What the difference between per occurrence and aggregate liability limits? To put the differences across in a real-life situation, let us take a typical general liability policy as an example. A roofing business buys a general liability policy with an aggregate limit of $2,000,000. The business owner may think that if the damage that they were found liable for - on a commercial building that they re-roofed - that the insurance company will pay for damages up to the $2,000,000.

This is a common and potentially very costly misunderstanding. Most insurance policies carry "per occurrence" limits, which means that the insurance companies have a ceiling for the amount of money that they will compensate per accident. In the case of our example, the roofing business may have a $2,000,000 aggregate limit with a $1,000,000 per occurrence limit. This means that the insurance company will only pay up to $1,000,000 for the damage for that incident.

So if the costs to repair the damages to that building is $1,300,000, exceeding the per occurrence limit of $1,000,000, the roofer would have to fork out $300,000 out of pocket to pay for the repairs. This is my it is vital that you you have both your per occurrence and aggregate limits high enough to protect your business - and often an excess liability policy or commercial umbrella is needed to do that.

Supplementary Payments "Outside The Limits"
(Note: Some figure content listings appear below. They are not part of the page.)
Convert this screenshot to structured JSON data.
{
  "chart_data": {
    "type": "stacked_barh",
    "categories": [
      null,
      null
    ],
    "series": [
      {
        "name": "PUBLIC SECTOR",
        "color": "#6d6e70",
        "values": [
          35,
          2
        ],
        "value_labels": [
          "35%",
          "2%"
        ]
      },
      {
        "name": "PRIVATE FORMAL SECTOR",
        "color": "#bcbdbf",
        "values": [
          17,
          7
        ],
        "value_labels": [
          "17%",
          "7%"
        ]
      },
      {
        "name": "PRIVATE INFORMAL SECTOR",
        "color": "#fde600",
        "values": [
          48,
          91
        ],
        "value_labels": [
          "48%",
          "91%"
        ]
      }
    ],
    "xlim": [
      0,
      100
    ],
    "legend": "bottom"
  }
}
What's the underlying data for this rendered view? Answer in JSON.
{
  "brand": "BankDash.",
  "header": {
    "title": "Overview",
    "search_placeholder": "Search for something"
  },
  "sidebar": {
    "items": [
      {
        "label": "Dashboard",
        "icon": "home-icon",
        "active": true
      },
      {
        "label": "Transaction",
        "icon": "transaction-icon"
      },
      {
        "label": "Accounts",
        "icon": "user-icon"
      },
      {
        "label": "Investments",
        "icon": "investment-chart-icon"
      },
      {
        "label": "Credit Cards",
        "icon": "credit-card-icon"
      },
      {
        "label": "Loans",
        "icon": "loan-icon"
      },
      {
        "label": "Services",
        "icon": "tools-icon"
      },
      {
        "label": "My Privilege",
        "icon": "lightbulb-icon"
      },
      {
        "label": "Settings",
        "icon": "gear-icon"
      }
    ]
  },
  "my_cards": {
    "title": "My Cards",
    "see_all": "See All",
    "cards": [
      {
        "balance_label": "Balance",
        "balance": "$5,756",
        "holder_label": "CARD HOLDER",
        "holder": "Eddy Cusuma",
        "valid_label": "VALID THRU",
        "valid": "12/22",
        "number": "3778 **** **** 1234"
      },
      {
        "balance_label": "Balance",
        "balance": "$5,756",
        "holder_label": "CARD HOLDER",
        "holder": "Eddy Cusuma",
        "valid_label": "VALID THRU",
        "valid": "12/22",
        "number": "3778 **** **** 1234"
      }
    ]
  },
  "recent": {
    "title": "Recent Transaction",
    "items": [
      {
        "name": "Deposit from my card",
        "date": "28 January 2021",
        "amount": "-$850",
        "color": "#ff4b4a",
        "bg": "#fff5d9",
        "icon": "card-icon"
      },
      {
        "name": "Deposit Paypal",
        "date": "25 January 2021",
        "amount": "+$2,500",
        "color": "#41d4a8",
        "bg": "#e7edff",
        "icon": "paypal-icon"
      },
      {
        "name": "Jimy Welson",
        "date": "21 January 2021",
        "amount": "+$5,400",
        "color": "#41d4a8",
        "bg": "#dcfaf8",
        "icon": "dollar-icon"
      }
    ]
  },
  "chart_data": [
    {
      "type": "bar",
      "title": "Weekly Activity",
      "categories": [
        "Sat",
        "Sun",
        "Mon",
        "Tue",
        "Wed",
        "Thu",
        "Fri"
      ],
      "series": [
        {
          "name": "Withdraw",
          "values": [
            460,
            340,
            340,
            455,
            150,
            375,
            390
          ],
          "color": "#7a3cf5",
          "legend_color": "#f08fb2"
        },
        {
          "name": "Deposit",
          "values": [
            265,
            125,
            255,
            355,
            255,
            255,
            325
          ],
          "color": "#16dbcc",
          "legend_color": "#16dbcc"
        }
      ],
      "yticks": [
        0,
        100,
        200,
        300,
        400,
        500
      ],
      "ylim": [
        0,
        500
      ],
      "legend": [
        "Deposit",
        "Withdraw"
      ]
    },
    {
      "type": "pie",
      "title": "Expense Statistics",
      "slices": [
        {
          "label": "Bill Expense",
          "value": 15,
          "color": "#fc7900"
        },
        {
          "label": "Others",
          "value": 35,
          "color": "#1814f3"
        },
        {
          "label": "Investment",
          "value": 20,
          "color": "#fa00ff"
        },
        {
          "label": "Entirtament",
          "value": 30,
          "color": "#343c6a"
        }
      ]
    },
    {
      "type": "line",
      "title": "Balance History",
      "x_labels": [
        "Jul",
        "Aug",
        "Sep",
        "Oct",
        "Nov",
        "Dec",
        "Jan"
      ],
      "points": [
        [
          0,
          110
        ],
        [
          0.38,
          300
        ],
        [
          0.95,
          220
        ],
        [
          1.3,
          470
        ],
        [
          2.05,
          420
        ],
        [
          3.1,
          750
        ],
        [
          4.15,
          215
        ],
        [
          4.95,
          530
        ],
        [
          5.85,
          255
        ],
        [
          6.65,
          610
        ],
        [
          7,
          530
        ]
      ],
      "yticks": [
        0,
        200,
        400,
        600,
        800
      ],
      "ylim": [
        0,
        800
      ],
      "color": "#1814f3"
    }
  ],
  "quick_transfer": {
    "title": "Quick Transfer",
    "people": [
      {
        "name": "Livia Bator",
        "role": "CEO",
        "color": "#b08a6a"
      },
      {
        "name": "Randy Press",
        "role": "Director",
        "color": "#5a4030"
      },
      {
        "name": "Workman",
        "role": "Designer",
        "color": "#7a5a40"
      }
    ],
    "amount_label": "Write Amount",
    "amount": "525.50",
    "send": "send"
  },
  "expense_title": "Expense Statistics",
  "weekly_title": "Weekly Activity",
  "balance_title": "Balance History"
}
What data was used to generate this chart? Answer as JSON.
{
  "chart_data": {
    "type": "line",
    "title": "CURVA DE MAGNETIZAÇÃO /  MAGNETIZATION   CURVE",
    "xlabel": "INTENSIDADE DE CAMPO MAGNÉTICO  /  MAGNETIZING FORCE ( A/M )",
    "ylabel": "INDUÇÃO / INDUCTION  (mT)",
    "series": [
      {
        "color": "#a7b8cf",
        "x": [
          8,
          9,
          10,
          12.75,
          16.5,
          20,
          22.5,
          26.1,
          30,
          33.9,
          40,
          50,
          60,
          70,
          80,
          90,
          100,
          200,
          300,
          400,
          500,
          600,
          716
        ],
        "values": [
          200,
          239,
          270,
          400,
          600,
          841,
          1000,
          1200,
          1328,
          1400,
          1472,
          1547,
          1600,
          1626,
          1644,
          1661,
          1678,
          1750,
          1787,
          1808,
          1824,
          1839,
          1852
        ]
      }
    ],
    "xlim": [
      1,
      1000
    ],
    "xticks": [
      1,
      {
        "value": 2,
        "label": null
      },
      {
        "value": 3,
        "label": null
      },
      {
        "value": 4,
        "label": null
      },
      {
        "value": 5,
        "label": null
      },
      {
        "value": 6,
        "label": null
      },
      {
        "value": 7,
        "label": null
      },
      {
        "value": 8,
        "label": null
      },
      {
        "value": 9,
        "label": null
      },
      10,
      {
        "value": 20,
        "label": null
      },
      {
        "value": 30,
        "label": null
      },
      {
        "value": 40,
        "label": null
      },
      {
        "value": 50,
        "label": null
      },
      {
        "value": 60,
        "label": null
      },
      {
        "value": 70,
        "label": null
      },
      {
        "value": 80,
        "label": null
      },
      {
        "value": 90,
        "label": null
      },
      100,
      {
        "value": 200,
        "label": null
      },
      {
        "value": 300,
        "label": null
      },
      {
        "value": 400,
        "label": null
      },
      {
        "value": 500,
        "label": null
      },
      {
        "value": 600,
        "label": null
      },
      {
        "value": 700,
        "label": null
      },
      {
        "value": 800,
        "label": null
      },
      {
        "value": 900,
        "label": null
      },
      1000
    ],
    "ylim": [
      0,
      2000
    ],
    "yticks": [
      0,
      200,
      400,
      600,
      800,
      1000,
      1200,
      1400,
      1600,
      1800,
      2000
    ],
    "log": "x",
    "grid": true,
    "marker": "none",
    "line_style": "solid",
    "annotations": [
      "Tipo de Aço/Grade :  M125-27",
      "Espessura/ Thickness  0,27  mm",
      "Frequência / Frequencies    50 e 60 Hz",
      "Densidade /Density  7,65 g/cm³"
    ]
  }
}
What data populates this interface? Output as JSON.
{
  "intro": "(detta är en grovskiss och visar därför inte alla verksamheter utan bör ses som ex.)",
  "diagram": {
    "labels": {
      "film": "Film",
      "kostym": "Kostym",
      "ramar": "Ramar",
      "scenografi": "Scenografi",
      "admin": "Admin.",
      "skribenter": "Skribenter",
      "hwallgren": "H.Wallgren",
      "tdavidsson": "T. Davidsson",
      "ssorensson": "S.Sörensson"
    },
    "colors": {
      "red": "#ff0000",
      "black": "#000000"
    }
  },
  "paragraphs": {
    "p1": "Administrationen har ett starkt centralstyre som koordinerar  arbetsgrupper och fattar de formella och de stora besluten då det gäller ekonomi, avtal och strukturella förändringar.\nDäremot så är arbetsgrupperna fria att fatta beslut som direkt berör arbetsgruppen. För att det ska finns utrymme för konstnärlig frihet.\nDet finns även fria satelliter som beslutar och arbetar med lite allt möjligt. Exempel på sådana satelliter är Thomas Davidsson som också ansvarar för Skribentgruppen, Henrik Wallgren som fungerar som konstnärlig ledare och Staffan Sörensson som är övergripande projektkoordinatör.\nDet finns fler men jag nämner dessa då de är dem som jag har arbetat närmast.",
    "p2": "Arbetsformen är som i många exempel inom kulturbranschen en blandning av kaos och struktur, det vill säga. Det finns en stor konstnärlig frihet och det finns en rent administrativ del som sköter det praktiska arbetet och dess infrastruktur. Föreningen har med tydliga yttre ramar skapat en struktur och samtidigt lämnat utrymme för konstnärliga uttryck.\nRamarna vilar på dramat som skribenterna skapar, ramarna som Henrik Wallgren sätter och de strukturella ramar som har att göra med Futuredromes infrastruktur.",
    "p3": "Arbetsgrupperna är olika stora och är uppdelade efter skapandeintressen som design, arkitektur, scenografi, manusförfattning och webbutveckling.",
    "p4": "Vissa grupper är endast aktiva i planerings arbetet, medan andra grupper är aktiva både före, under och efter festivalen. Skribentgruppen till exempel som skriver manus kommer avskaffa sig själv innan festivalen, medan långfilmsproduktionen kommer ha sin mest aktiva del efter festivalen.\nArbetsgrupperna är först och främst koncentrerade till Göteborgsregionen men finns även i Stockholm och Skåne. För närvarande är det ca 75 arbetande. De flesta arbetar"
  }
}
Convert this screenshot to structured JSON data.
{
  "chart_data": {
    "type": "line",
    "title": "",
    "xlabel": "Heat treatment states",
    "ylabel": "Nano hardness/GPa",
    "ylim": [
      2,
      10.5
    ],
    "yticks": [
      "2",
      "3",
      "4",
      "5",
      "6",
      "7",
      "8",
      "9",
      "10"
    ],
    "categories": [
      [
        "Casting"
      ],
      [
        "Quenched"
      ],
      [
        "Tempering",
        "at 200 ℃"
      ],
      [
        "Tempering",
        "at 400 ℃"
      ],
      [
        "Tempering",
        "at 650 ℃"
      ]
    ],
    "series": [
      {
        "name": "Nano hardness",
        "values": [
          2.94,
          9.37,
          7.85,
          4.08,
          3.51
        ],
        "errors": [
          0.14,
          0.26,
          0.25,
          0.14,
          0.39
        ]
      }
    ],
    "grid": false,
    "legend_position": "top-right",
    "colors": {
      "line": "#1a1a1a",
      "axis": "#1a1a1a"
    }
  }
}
There are certain expenses that can be classified by the general liability policy as supplementary payments, that do not count toward the limits of liability. Some examples are fees fro bonds, prejudgment interest and expenses for legal defense. It is important to note that in some policies the supplementary payments are included inside the per occurrence limit of liability. In a large case legal fees can reach into the hundreds of thousands of dollars - so this could have a large impact on what the policy actually pays to the inured third party.

What Is The Difference Between Per Occurrence And Aggregate Liability Limits? - The Bottom Line

We hope this article on what the difference between per occurrence and aggregate liability limits? has been informative. It is important to be able to distinguish these limits so you aren't left with a huge exposure of having to pay for a claim out of pocket when you thought your policy was going to cover you.